When Your French is Not Good After Years of Learning And Why Quitting Can Be a Great Idea

There are a few things in life you're just supposed to do: read a lot, learn to code (SILLY!), take useless certificate classes, take random classes on Coursera that you and I know you will never need, learn a new language etc.We are here to talk about that last part: learn a new language. I feel the need to add that I don't believe in all of the personal development crap. Let me explain. Yes, you probably should invest in yourself or I don't know, take care of yourself somehow. But I don't believe everybody needs to learn to code. I think reading is good and can be very interesting, but please don't read obscure 18th century literature just to sound cool if it sounds like nothing you're interested in. Also except a certificate is directly related to your career, please invest that time in your sleep. I'm not kidding. This year, and henceforth we are resting (more on this in a subsequent post). We are not taking any more than necessary. Which brings me to today's gist: learning French.
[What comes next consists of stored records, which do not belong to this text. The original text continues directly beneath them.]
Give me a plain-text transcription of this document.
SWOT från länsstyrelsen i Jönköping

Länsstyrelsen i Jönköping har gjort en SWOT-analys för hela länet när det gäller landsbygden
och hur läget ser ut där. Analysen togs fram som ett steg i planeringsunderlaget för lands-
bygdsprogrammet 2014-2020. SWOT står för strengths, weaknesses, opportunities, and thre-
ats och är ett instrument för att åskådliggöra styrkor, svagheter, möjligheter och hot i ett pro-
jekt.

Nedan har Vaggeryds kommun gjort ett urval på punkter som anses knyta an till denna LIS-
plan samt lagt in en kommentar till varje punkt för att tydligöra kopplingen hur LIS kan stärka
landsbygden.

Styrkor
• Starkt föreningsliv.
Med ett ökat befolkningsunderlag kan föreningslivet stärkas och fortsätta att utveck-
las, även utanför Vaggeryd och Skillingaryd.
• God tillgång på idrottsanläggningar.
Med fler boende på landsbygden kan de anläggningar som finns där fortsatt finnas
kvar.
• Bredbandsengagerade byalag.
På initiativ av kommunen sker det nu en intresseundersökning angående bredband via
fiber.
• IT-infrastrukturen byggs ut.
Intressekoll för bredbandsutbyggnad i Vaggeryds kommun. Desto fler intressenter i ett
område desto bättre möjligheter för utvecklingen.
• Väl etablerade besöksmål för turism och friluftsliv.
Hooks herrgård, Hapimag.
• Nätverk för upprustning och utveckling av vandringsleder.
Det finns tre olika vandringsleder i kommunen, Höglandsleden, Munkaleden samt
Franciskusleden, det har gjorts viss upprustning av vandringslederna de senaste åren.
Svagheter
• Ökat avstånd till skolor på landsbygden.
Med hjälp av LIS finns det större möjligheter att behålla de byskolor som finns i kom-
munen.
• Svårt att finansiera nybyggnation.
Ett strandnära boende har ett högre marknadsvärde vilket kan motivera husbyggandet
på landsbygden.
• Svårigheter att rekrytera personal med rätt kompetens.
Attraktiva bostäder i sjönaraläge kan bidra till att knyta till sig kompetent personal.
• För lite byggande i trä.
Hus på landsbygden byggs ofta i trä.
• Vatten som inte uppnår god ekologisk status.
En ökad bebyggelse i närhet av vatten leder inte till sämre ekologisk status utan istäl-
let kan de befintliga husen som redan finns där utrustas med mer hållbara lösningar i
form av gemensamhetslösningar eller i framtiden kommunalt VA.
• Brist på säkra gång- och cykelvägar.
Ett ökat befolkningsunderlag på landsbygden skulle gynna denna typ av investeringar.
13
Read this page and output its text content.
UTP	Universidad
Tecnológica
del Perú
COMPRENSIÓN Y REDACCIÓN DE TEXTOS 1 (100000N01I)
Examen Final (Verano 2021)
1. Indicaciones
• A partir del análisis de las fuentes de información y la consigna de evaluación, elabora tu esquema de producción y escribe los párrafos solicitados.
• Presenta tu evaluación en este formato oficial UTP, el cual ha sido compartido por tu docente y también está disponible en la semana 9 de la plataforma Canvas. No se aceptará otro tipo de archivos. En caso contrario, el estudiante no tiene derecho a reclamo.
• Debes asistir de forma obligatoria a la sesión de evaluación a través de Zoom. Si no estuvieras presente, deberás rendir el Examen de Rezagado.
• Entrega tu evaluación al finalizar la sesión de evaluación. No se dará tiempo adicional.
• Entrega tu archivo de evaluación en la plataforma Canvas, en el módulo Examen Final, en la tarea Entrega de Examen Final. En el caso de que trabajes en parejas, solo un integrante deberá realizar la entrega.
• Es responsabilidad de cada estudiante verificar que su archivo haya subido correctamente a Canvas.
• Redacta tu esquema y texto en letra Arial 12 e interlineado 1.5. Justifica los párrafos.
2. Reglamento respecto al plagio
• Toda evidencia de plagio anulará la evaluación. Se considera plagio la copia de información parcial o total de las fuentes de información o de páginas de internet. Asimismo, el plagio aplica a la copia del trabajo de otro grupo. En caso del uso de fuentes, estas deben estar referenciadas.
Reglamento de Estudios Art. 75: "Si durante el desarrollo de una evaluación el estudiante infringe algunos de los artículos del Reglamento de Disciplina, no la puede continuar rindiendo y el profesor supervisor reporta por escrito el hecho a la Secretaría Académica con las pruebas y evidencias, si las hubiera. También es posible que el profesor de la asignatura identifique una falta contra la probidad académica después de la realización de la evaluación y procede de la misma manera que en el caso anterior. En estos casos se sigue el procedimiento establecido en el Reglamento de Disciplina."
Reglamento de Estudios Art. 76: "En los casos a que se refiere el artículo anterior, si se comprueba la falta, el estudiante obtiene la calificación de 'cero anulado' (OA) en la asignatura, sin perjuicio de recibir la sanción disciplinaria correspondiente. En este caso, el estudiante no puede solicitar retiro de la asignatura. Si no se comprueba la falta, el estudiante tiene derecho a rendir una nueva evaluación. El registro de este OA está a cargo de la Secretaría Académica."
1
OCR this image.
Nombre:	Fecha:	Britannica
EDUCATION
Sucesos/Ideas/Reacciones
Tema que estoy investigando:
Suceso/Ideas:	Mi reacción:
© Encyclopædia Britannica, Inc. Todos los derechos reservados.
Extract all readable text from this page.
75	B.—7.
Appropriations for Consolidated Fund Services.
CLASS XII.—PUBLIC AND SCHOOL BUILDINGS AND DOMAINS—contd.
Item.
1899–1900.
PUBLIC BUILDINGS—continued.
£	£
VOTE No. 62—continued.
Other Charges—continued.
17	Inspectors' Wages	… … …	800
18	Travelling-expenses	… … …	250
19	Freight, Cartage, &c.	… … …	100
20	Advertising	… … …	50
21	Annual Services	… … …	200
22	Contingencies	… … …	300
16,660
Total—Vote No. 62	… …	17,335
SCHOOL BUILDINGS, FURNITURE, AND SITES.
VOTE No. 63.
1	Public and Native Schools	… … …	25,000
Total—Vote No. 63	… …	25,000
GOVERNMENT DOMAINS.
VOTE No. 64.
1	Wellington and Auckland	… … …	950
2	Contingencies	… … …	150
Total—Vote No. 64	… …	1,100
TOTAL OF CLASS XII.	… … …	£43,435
I already speak two languages very well; one native and one...they are actually both native languages. I think I just know English better, because well, that's what I speak more. Somewhere along the line, around the time I was rounding up college and thinking about next steps, I got it in my mind that French was something I was supposed to learn. One reason for that, I think, was because it would just be cool to say you speak French. Another was I thought I would certainly need it for my career. Except not really; I don't and probably will never. My plan was to take an immersive three to five months class. This did not happen. Many years later, I picked up the idea again. I have tried YouTube, and now Duolingo, and I still don't speak French. I am angry about this because I feel like I have spent way too much time talking about learning French and then learning French to not be able to speak French. Learning a language as an adult is freaking hard! Don't get me wrong; I do have some knowledge of the language. I am probably approaching intermediary proficiency, and with a little more dedication, I might surpass it. But I am tired of it.

So now I am reevaluating my choices. What is my why? Honestly, it's just one of those things; no real why per se. I still want to visit Paris with my sister, so it will probably be useful. With everything I have said, the next question would be, how am I learning? Well everyone always says to use YouTube for everything. Been there done that. It was not structured enough for me. My main tool has been Duolingo but I don't think it is very helpful. Because now I know so many phrases and words, but complete sentences are still tedious. Which leaves me wondering if those daily fifteen minutes or less I spend on Duolingo are not a waste of my extremely precious time. I mean, could I spend that time doing something very meaningful to my life and mental health? For shizzle sure. People say to learn by immersion. Pray tell, where do I get the time and money to dump my life as is and move to Paris for a year? Er no. People say to learn by listening to French music. Excuse you, I haven't even listened to English music. Pass. People say to learn by watching French movies. When I eventually get a minute to relax from what is usually a very mentally stressful and busy day, believe me what I need to relax is NOT a French movie. If this sounds like I am making excuses. Well, that's because I am.

My point is, learning French brings me zero joy and fulfillment. And while I'm usually not the type to only do things that bring me joy (because if I did that, I would starve), there has to be a bigger why for me. This post is me admitting there is none. Although, I rarely ever quit, I am  not afraid of quitting. I can quit a friendship, relationship, job, whatever, whenever I like as long as I have a good reason to. Like a lot of things, I'm just not feeling it.  So...adieu Francais. This year I am trying my best to embrace joy and release stress and pain.

I probably will still go to Duolingo once in a while when I have the time. Since all bloggers always motivate y'all, I'm doing y'all a solid by telling you to know when to quit. Quitting is okay too, sometimes. So tell me, what do you find yourself doing just because it sounds cool to do but is incredibly tedious and time consuming? Let me know.